Grocery Shoppers Desire Better Shopping Experiences
Through a special arrangement, presented here for discussion is a summary of a current article from the Retail TouchPoints website.
Big box and dollar store retailers are boosting sales by offering fresh, frozen and packaged foods. While this may seem like a threat to grocers, the vast majority (83 percent) of consumers still prefer to shop at traditional grocery stores, according to PwC. However, many are seeking better shopping experiences.
Nearly 60 percent of respondents said customer coupons are the best way to simplify the shopping experience, while 83 percent said they want more flexibility in how they earn and spend points via grocery loyalty programs.
As part of the report, Front Of The Line: How Grocers Can Get Ahead For The Future, the survey of more than 1,000 U.S. consumers found respondents preferred specific grocery stores based on two factors: proximity to their home (68 percent) and competitive pricing (67 percent). However, 52 percent of respondents said the in-store experience is a major feature that brings them back to a store.
To have a more compelling and relevant grocery shopping experience, 30 percent of consumers said they would like to use store-provided devices and kiosks. More than half of respondents said they’d like to integrate mobility into future shopping trips.
PwC suggested five areas in which grocers could "enable change":
- Tailor your brick-and-mortar stores: With populations expected to shift to the South and West regions of the U.S. and increasingly relocate to major cities, consider locations closer to your target segments’ home and work.
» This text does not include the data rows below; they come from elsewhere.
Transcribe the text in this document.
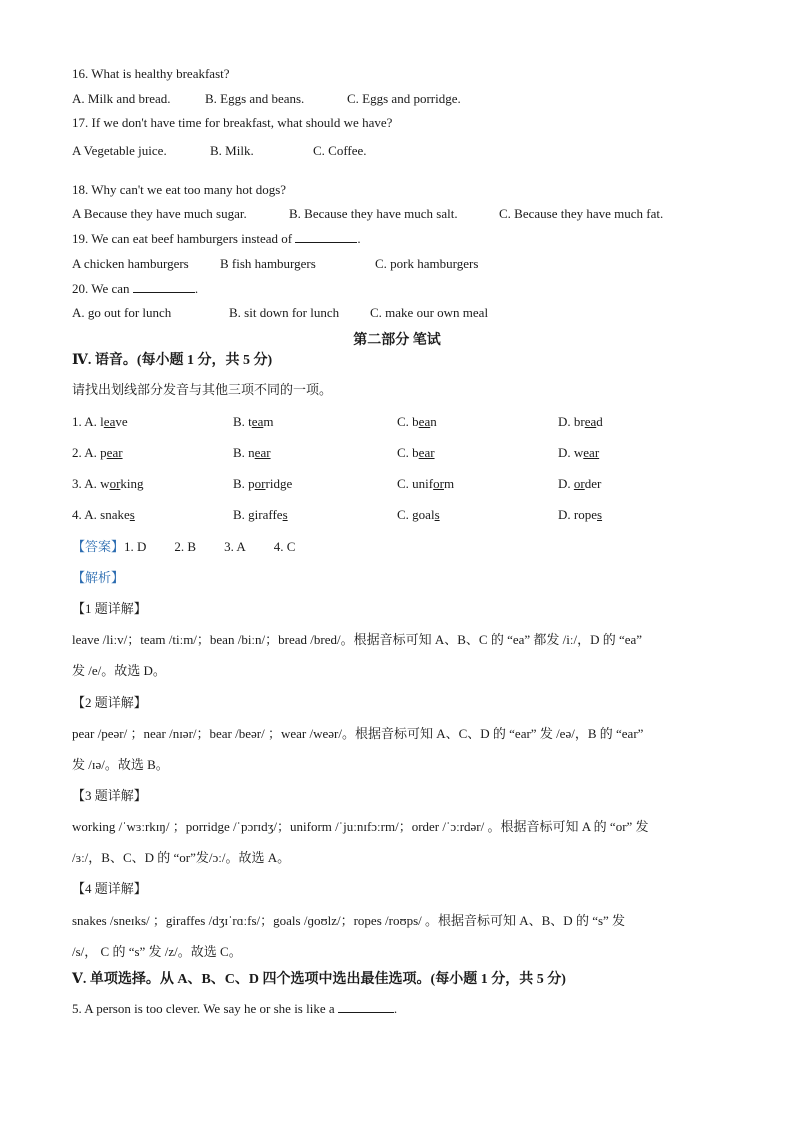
16. What is healthy breakfast?
A. Milk and bread.	B. Eggs and beans.	C. Eggs and porridge.
17. If we don't have time for breakfast, what should we have?
A Vegetable juice.	B. Milk.	C. Coffee.
18. Why can't we eat too many hot dogs?
A Because they have much sugar.	B. Because they have much salt.	C. Because they have much fat.
19. We can eat beef hamburgers instead of	.
A chicken hamburgers B fish hamburgers	C. pork hamburgers
20. We can	.
A. go out for lunch	B. sit down for lunch C. make our own meal
第二部分 笔试
Ⅳ. 语音。(每小题 1 分，共 5 分)
请找出划线部分发音与其他三项不同的一项。
1. A. leave	B. team	C. bean	D. bread
2. A. pear	B. near	C. bear	D. wear
3. A. working	B. porridge	C. uniform	D. order
4. A. snakes	B. giraffes	C. goals	D. ropes
【答案】1. D 2. B 3. A 4. C
【解析】
【1 题详解】
leave /liːv/；team /tiːm/；bean /biːn/；bread /bred/。根据音标可知 A、B、C 的 “ea” 都发 /iː/，D 的 “ea”
发 /e/。故选 D。
【2 题详解】
pear /peər/ ；near /nɪər/；bear /beər/ ；wear /weər/。根据音标可知 A、C、D 的 “ear” 发 /eə/，B 的 “ear”
发 /ɪə/。故选 B。
【3 题详解】
working /ˈwɜːrkɪŋ/ ；porridge /ˈpɔrɪdʒ/；uniform /ˈjuːnɪfɔːrm/；order /ˈɔːrdər/ 。根据音标可知 A 的 “or” 发
/ɜː/，B、C、D 的 “or”发/ɔː/。故选 A。
【4 题详解】
snakes /sneɪks/ ；giraffes /dʒɪˈrɑːfs/；goals /ɡoʊlz/；ropes /roʊps/ 。根据音标可知 A、B、D 的 “s” 发
/s/， C 的 “s” 发 /z/。故选 C。
Ⅴ. 单项选择。从 A、B、C、D 四个选项中选出最佳选项。(每小题 1 分，共 5 分)
5. A person is too clever. We say he or she is like a	.
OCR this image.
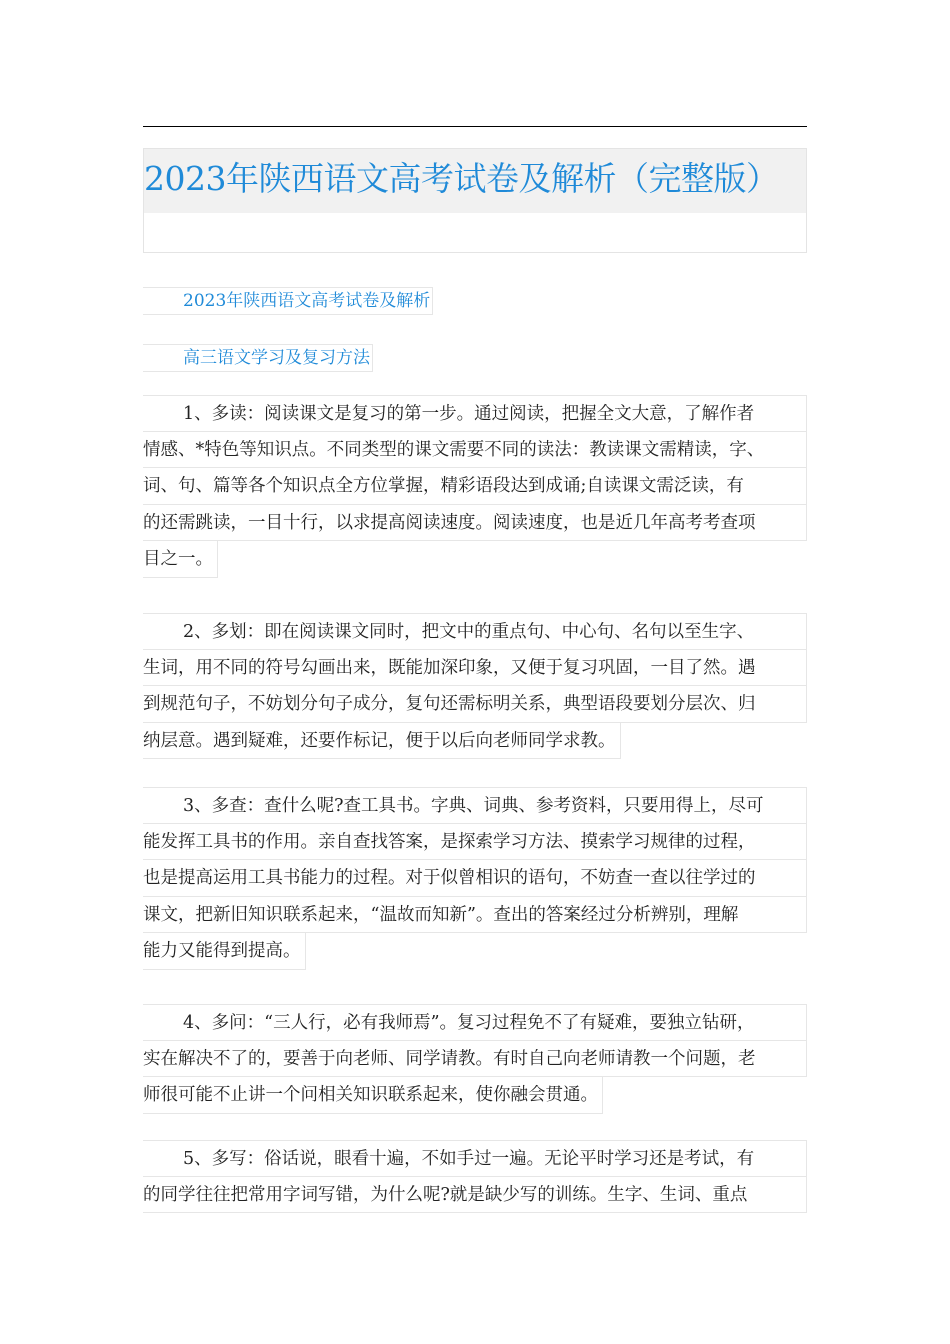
2023年陕西语文高考试卷及解析（完整版）
2023年陕西语文高考试卷及解析
高三语文学习及复习方法
1、多读：阅读课文是复习的第一步。通过阅读，把握全文大意，了解作者
情感、*特色等知识点。不同类型的课文需要不同的读法：教读课文需精读，字、
词、句、篇等各个知识点全方位掌握，精彩语段达到成诵;自读课文需泛读，有
的还需跳读，一目十行，以求提高阅读速度。阅读速度，也是近几年高考考查项
目之一。
2、多划：即在阅读课文同时，把文中的重点句、中心句、名句以至生字、
生词，用不同的符号勾画出来，既能加深印象，又便于复习巩固，一目了然。遇
到规范句子，不妨划分句子成分，复句还需标明关系，典型语段要划分层次、归
纳层意。遇到疑难，还要作标记，便于以后向老师同学求教。
3、多查：查什么呢?查工具书。字典、词典、参考资料，只要用得上，尽可
能发挥工具书的作用。亲自查找答案，是探索学习方法、摸索学习规律的过程，
也是提高运用工具书能力的过程。对于似曾相识的语句，不妨查一查以往学过的
课文，把新旧知识联系起来，“温故而知新”。查出的答案经过分析辨别，理解
能力又能得到提高。
4、多问：“三人行，必有我师焉”。复习过程免不了有疑难，要独立钻研，
实在解决不了的，要善于向老师、同学请教。有时自己向老师请教一个问题，老
师很可能不止讲一个问相关知识联系起来，使你融会贯通。
5、多写：俗话说，眼看十遍，不如手过一遍。无论平时学习还是考试，有
的同学往往把常用字词写错，为什么呢?就是缺少写的训练。生字、生词、重点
Think wider aisles, more parking, easy-to-reach products, and a smoother check-out process.
- Personalize your marketing strategies: Build up trust through transparency. With some segments willing to pay a premium for organic and sustainably sourced products, make sure the products you have in these categories are immediately identifiable. Add storylines about the food’s origins. Focus on local foods and community, as well as sustainability.
- Empower your staff: A staff capable of offering alternative product suggestions and recipe tips that align to shoppers’ lifestyles, budgets, and health goals can differentiate your store as a source for knowledge.
- Transform your technology: Consider apps that incent shoppers to check in when they visit your stores, or that help them learn more about your products.
- Reinvent your loyalty programs: Shoppers want flexibility and control in how they earn and use their loyalty reward points, such as earning and spending points inside or outside the store on things they’re already purchasing.
- 83% Of Consumers Prefer Grocery Stores, Yet Desire Better Shopping Experiences – Retail TouchPoints
- How grocers can get ahead for the future – PwC
How do you think the supermarket experience will change for shoppers in the years to come? Which changes are technology-driven and which aren’t?